Hay hoteles donde te alojas y hay hoteles donde te sumerges. El Hotel Arabeluj pertenece a esa segunda categoría. Desde el momento en que cruzas la puerta, algo te dice que este lugar tiene una relación especial con la belleza. No es casualidad: el Arabeluj es un espacio donde el arte no decora las paredes, sino que habita en ellas. Pinturas de dos de los grandes maestros de la escuela granadina y un artesonado mozárabe que cuenta siglos de historia convierten cada rincón del hotel en una experiencia cultural que va mucho más allá del alojamiento.
🔶El artesonado mozárabe: cuando el techo es una obra de arte.

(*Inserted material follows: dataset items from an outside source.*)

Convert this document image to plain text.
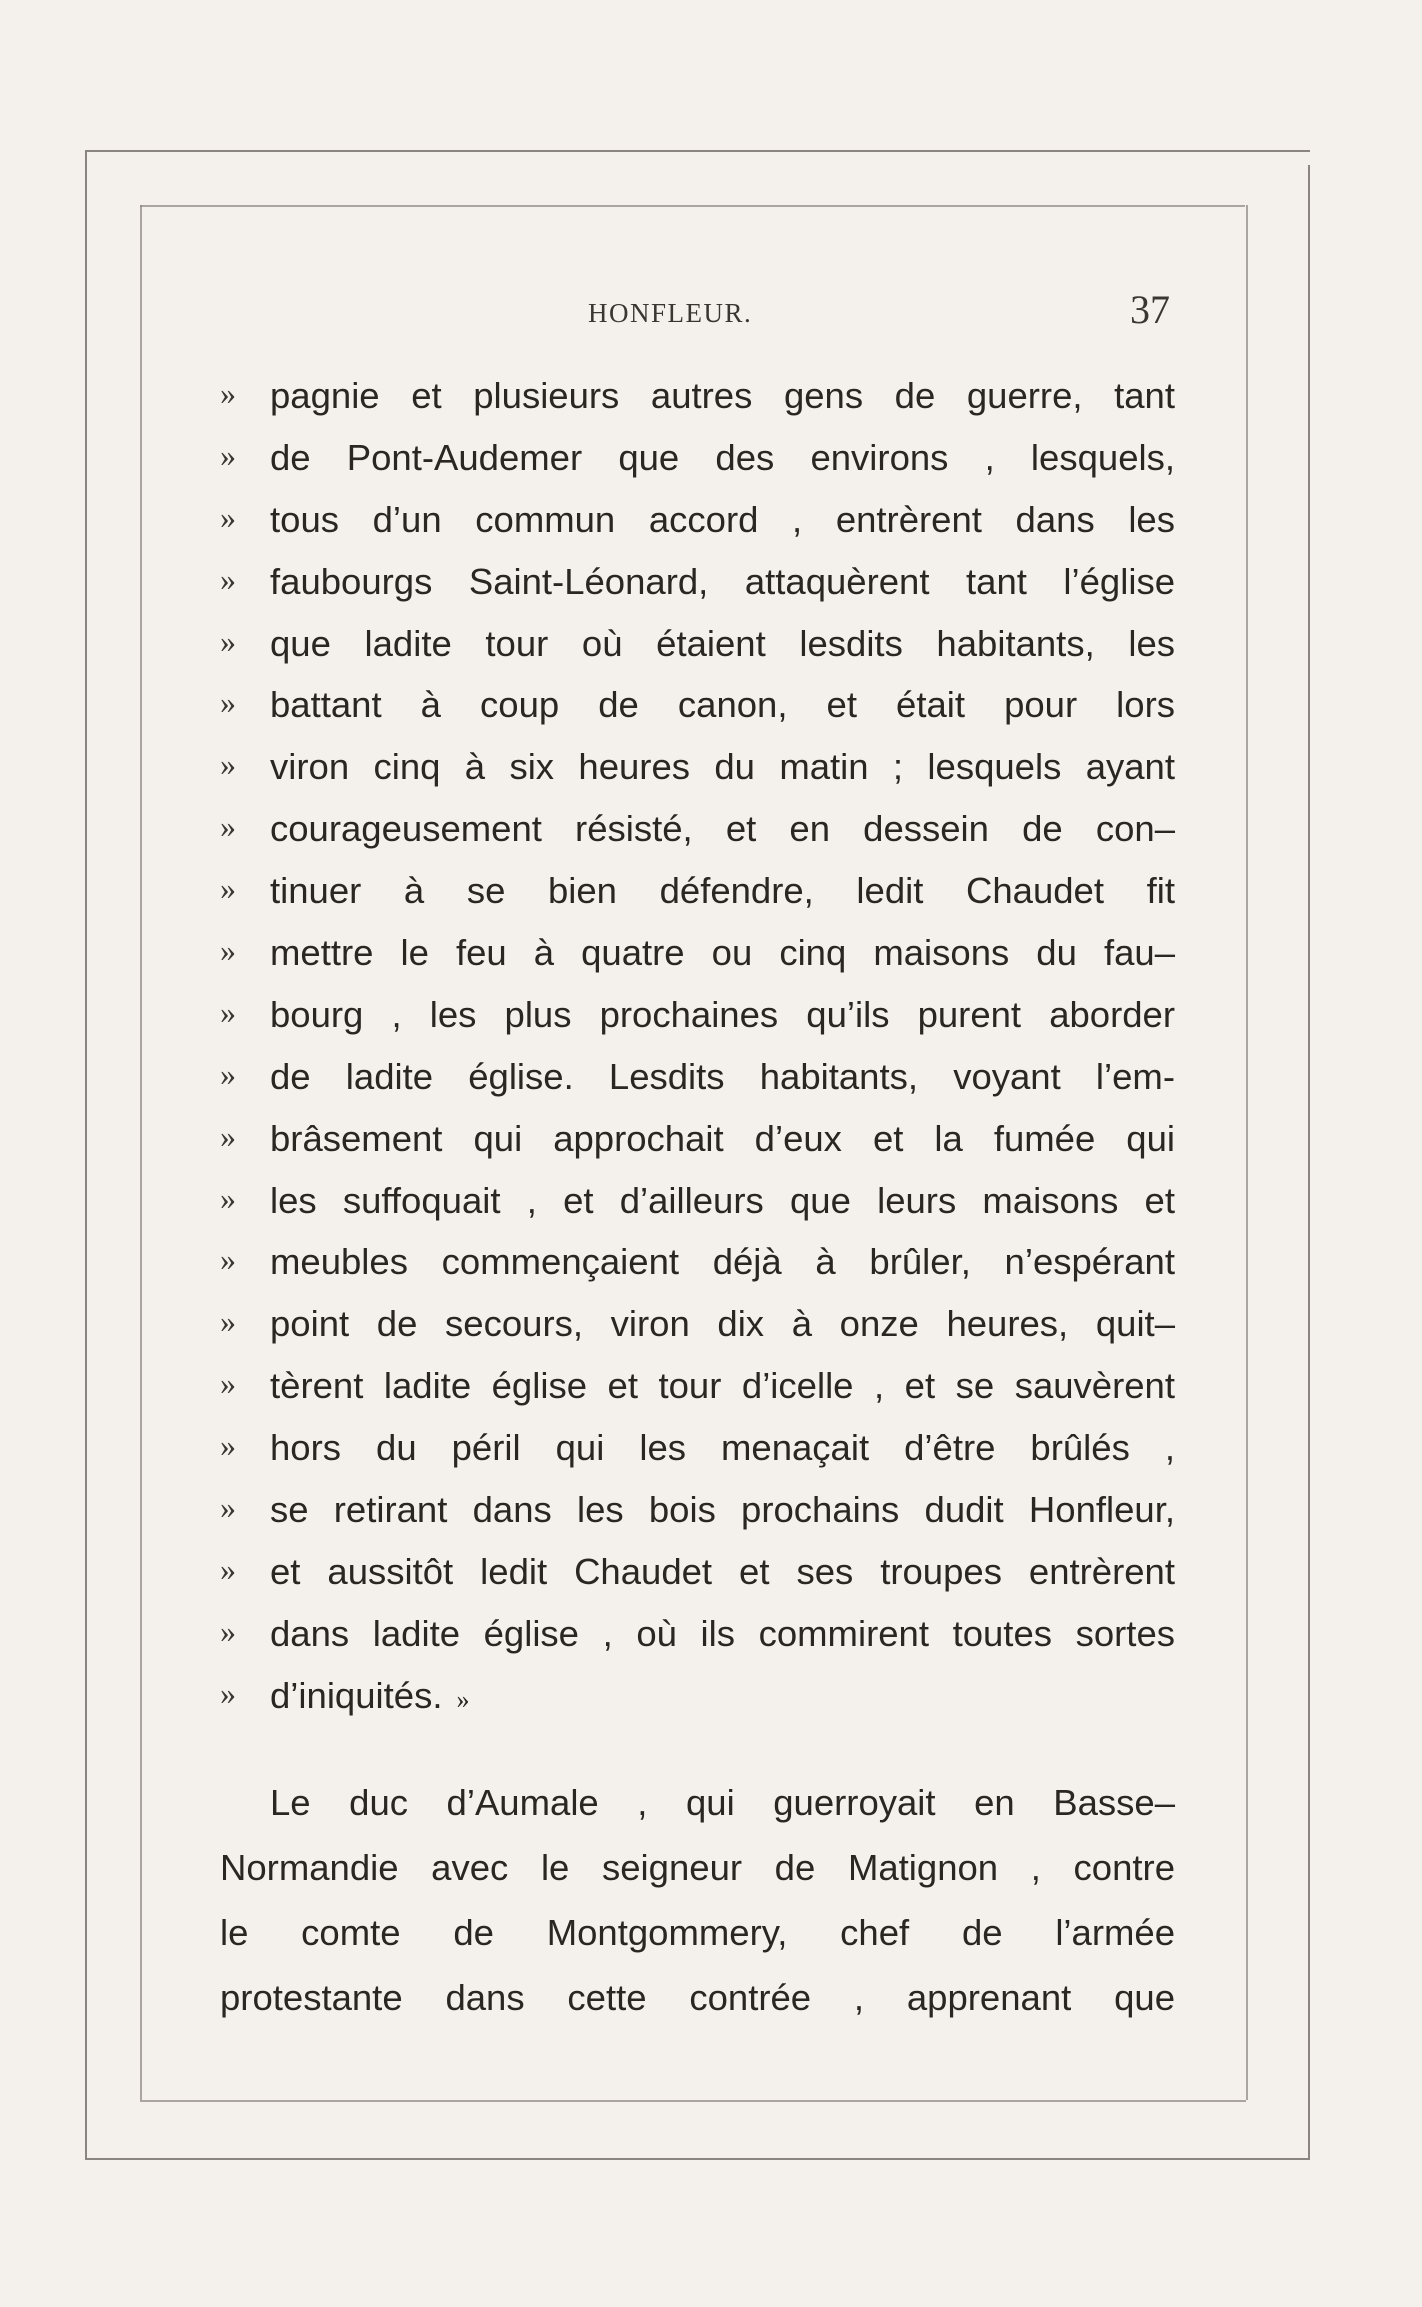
HONFLEUR.	37
» pagnie et plusieurs autres gens de guerre, tant
» de Pont-Audemer que des environs , lesquels,
» tous d’un commun accord , entrèrent dans les
» faubourgs Saint-Léonard, attaquèrent tant l’église
» que ladite tour où étaient lesdits habitants, les
» battant à coup de canon, et était pour lors
» viron cinq à six heures du matin ; lesquels ayant
» courageusement résisté, et en dessein de con–
» tinuer à se bien défendre, ledit Chaudet fit
» mettre le feu à quatre ou cinq maisons du fau–
» bourg , les plus prochaines qu’ils purent aborder
» de ladite église. Lesdits habitants, voyant l’em-
» brâsement qui approchait d’eux et la fumée qui
» les suffoquait , et d’ailleurs que leurs maisons et
» meubles commençaient déjà à brûler, n’espérant
» point de secours, viron dix à onze heures, quit–
» tèrent ladite église et tour d’icelle , et se sauvèrent
» hors du péril qui les menaçait d’être brûlés ,
» se retirant dans les bois prochains dudit Honfleur,
» et aussitôt ledit Chaudet et ses troupes entrèrent
» dans ladite église , où ils commirent toutes sortes
» d’iniquités. »
Le duc d’Aumale , qui guerroyait en Basse–
Normandie avec le seigneur de Matignon , contre
le comte de Montgommery, chef de l’armée
protestante dans cette contrée , apprenant que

Lo primero que detiene a muchos de nuestros huéspedes nada más entrar al hotel no son las vistas, ni las pinturas de las paredes. Es el techo. El artesonado mozárabe del Arabeluj es una de esas piezas que obligan a detenerse, levantar la vista y quedarse en silencio
unos segundos, simplemente mirando. Un artesonado es un techo articulado en casetones decorativos de madera, una técnica que los artesanos nazaríes y mudéjares llevaron a su máxima expresión en la Granada del siglo XV. La tradición mozárabe —ese arte híbrido nacido de la convivencia entre las culturas cristiana, árabe y judía— encontró en los techos de madera tallada uno de sus lenguajes
más ricos y sofisticados.

El del Arabeluj reproduce esa misma tradición: geometrías entrelazadas, estrellas de ocho puntas, lacerías y motivos vegetales que crean un tapiz de madera en el que cada elemento encaja con los demás con una precisión casi matemática. Es el mismo lenguaje visual que puede contemplarse en la Alhambra, pero aquí, en el hotel, lo tienes a pocos metros de distancia, en la intimidad de un espacio que es tuyo durante tu estancia.

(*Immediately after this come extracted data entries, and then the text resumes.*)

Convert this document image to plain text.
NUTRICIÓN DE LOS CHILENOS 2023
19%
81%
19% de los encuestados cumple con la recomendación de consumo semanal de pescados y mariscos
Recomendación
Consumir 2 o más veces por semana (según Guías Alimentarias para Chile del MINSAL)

- El artesonado no es un elemento decorativo. Es un documento histórico que habla de siglos de convivencia cultural en Granada, del momento en que tres civilizaciones compartieron un mismo lenguaje artístico sin perder ninguna su propia identidad.
Contemplar el artesonado del Arabeluj es, en cierta manera, leer Granada. Entender por qué esta ciudad es diferente a cualquier otra de España y por qué su historia de convivencia entre culturas sigue siendo un referente en el mundo.
🔶Fernando González García: el pintor de la luz de Granada.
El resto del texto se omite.